Как я теперь понимаю, школа мне дала знать, что писать сочинения — моё всё. Жаль, я так и не стал "писальщиком сочинений" в "по жизни". Не востребовано в "по жизни" такое писание сочинений, каким их в итоге пишу я. А вот где-то к старшим классам я стал писать сочинения как раз так, как их в "по жизни" надо бы писать, чтоб самореализоваться. То есть, писать "умно". Ну, то есть, умно в кавычках, то есть, будто бы умно. То есть, так, чтоб казалось, что умно, а по сути ничего не решая.
У меня три фазы было в моём школьно-сочинение-писании. Поначалу, в младших классах, учительнице вовсе не нравилось, как я пишу. Надо было написать, что я хочу быть космонавтом или учёным, или великим художником, а я написал, что хочу работать в зверинце чистильщиком клеток и давальщиком еды зверям.
В средних классах неожиданно мои сочинения как-то сверх нормы стали нравиться всем подряд учителям литературы. Я-то их писал для собственного удовольствия, забыв от учителе, по опыту начальной школы ничего хорошо от его реакции не ожидая. И вдруг получалось, что я превосхожу не только класс, не только школу. В итоге сама директор школы (она литератор была) заказывала мне все сочинения, которые по городу объявлялись конкурсами.
Вот вы видите, кстати, как я теперь пишу неуклюже. Это я специально. Точнее как раз не специально. Я пишу, как говорю — таким способом. Ведь когда говоришь, во-первых, поправиться нельзя. А, в-вторых, нельзя допускать пауз в говорении. И, в-третьих, надо говорить спонтанно. Не по бумажке — раз, а два — чтоб в итоге получился смысл. Теперь-то я научился — к концу жизни — писать именно так, как мне нравится. А именно: чтоб мне нравился и процесс, и результат. Но процесс — в любом случае. Результата может не быть, но процесс нравиться обязан.
Мне нравится и результаты моего писания-способа, и процесс, процесс особенно. Он у меня открытый, это процесс. Что значит "открытый": я в нём ищу его, а вовсе не так, что я уже его нашёл. Я нашёл не процесс, но способ поиска процесса. При этом, как вам ни странно, я точно отвечаю на исходный-заданный вопрос, потому что прямо сейчас показываю те начала моего писания — сочинение-писания — которые начинались уже в школе.
Я хотел уметь именно так писать, как пишу только сейчас, лет с 55 после школьного моего сочинения-писания. Но именно тогда, совсем того не осознавая, в школьно-сочинениях, я именно этого и добивался — и это меня теперь удивляет: зная, как неумён я был — и вдруг такая на самом деле проницательность моя, такой глубокий подход, говоря привычным языком.

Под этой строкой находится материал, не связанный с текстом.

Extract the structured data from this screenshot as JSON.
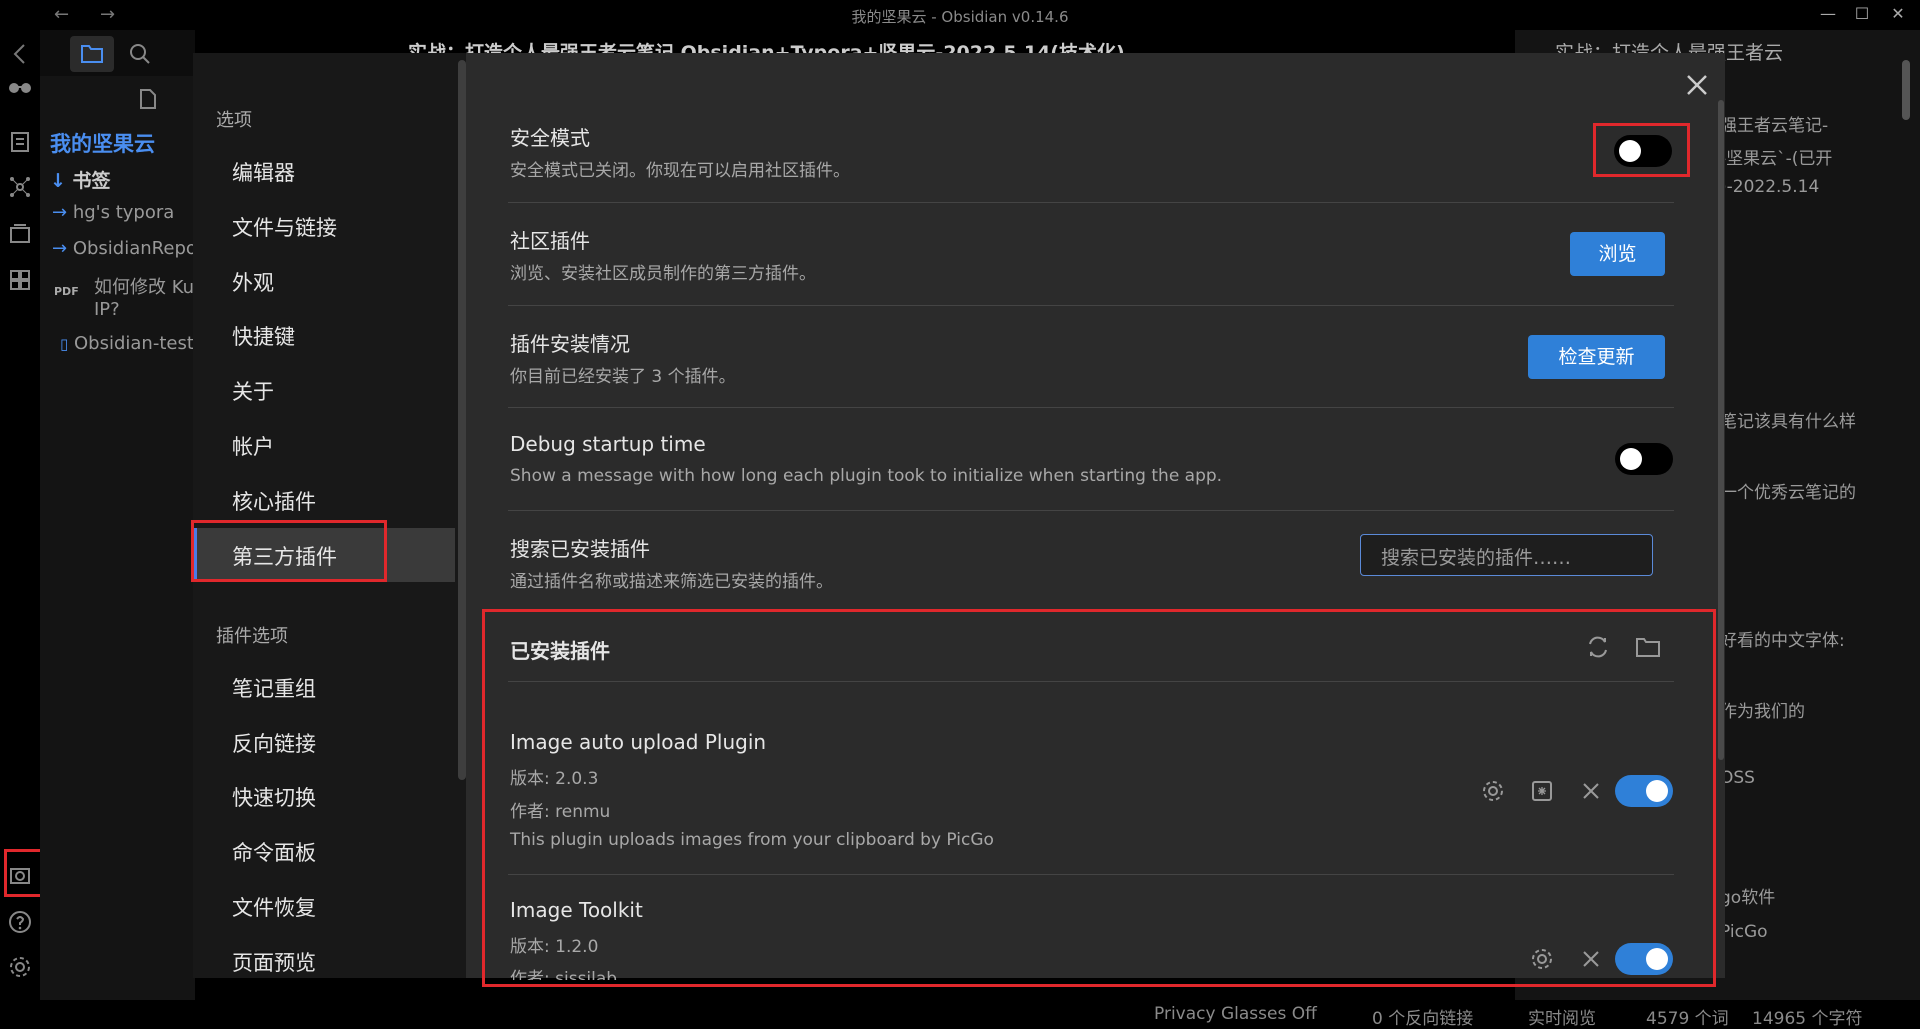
{
  "window": {
    "title": "我的坚果云 - Obsidian v0.14.6",
    "minimize": "—",
    "maximize": "☐",
    "close": "✕",
    "nav_back": "←",
    "nav_forward": "→"
  },
  "file_explorer": {
    "vault_name": "我的坚果云",
    "bookmarks_label": "书签",
    "items": [
      {
        "label": "hg's typora",
        "type": "folder"
      },
      {
        "label": "ObsidianRepos",
        "type": "folder"
      },
      {
        "label": "如何修改 Kubernetes",
        "label2": "IP?",
        "type": "pdf",
        "badge": "PDF"
      },
      {
        "label": "Obsidian-test",
        "type": "file"
      }
    ]
  },
  "editor_tab": {
    "title": "实战：打造个人最强王者云笔记 Obsidian+Typora+坚果云-2022.5.14(技术化)"
  },
  "right_pane": {
    "tab_title": "实战：打造个人最强王者云",
    "lines": [
      "强王者云笔记-",
      "-坚果云`-(已开",
      ")-2022.5.14",
      "笔记该具有什么样",
      "一个优秀云笔记的",
      "好看的中文字体:",
      "作为我们的",
      "OSS",
      "go软件",
      "PicGo"
    ]
  },
  "status_bar": {
    "privacy": "Privacy Glasses Off",
    "backlinks": "0 个反向链接",
    "mode": "实时阅览",
    "words": "4579 个词",
    "chars": "14965 个字符"
  },
  "settings": {
    "sidebar": {
      "options_header": "选项",
      "options": [
        "编辑器",
        "文件与链接",
        "外观",
        "快捷键",
        "关于",
        "帐户",
        "核心插件",
        "第三方插件"
      ],
      "active": "第三方插件",
      "plugin_options_header": "插件选项",
      "plugin_options": [
        "笔记重组",
        "反向链接",
        "快速切换",
        "命令面板",
        "文件恢复",
        "页面预览"
      ]
    },
    "rows": {
      "safe_mode": {
        "name": "安全模式",
        "desc": "安全模式已关闭。你现在可以启用社区插件。",
        "enabled": false
      },
      "community": {
        "name": "社区插件",
        "desc": "浏览、安装社区成员制作的第三方插件。",
        "button": "浏览"
      },
      "installed_status": {
        "name": "插件安装情况",
        "desc": "你目前已经安装了 3 个插件。",
        "button": "检查更新"
      },
      "debug": {
        "name": "Debug startup time",
        "desc": "Show a message with how long each plugin took to initialize when starting the app.",
        "enabled": false
      },
      "search": {
        "name": "搜索已安装插件",
        "desc": "通过插件名称或描述来筛选已安装的插件。",
        "placeholder": "搜索已安装的插件……"
      }
    },
    "installed_header": "已安装插件",
    "plugins": [
      {
        "name": "Image auto upload Plugin",
        "version": "版本: 2.0.3",
        "author": "作者: renmu",
        "desc": "This plugin uploads images from your clipboard by PicGo",
        "enabled": true
      },
      {
        "name": "Image Toolkit",
        "version": "版本: 1.2.0",
        "author": "作者: sissilab",
        "enabled": true
      }
    ]
  },
  "colors": {
    "accent": "#2f80d8",
    "highlight_red": "#e0282c",
    "vault_blue": "#4a8ef0"
  }
}
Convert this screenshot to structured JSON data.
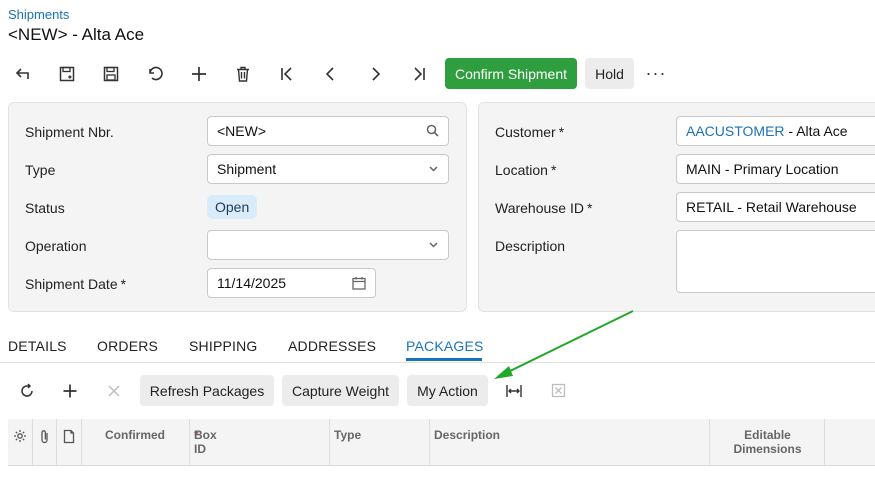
{
  "header": {
    "breadcrumb": "Shipments",
    "title": "<NEW> - Alta Ace"
  },
  "toolbar": {
    "confirm_label": "Confirm Shipment",
    "hold_label": "Hold",
    "more_label": "···",
    "confirm_color": "#2e9e3e"
  },
  "left_panel": {
    "shipment_nbr_label": "Shipment Nbr.",
    "shipment_nbr_value": "<NEW>",
    "type_label": "Type",
    "type_value": "Shipment",
    "status_label": "Status",
    "status_value": "Open",
    "operation_label": "Operation",
    "operation_value": "",
    "shipment_date_label": "Shipment Date",
    "shipment_date_value": "11/14/2025"
  },
  "right_panel": {
    "customer_label": "Customer",
    "customer_code": "AACUSTOMER",
    "customer_name": " - Alta Ace",
    "location_label": "Location",
    "location_value": "MAIN - Primary Location",
    "warehouse_label": "Warehouse ID",
    "warehouse_value": "RETAIL - Retail Warehouse",
    "description_label": "Description",
    "description_value": ""
  },
  "required_marker": "*",
  "tabs": [
    {
      "label": "DETAILS"
    },
    {
      "label": "ORDERS"
    },
    {
      "label": "SHIPPING"
    },
    {
      "label": "ADDRESSES"
    },
    {
      "label": "PACKAGES"
    }
  ],
  "active_tab": "PACKAGES",
  "grid_toolbar": {
    "refresh_label": "Refresh Packages",
    "capture_label": "Capture Weight",
    "my_action_label": "My Action"
  },
  "grid": {
    "columns": [
      "Confirmed",
      "Box ID",
      "Type",
      "Description",
      "Editable",
      "Dimensions"
    ]
  },
  "accent_color": "#1a73b8",
  "annotation_arrow_color": "#22a82a"
}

Так вот. Три этапа моего школьного сочинение-писания: непосредственный, спонтанный и угоднический. Непосредственный не нравился учителям, спонтанный очень нравился мне и вдруг понравился учителям, а угодническим я завоёвывал места на городских сочиненьевых конкурсах, чем прославлял школу и даже себе приносил полезные штуковины — книги дарили или вот абонементы в кино однажды.
Между спонтанной и угоднической фазой была некая золотая фаза — когда я писал и для себя, но и для публики (в лице учительниц литературы).
Конечно, надо прояснить, чем же спонтанность от непосредственности у меня тут отличается. Непосредственно — ещё не значит спонтанно. Непосредственно — это в том числе и не спонтанно, а пытаясь куда-то попасть в заданное. Я ещё не был спонтанным, то есть, не врущим, а пишущим именно так, как пишется, как поток сознания само собой бежит строкой. И, главное, в спонтанности — я же ищу своё удовольствие не только в процессе, но в содержании.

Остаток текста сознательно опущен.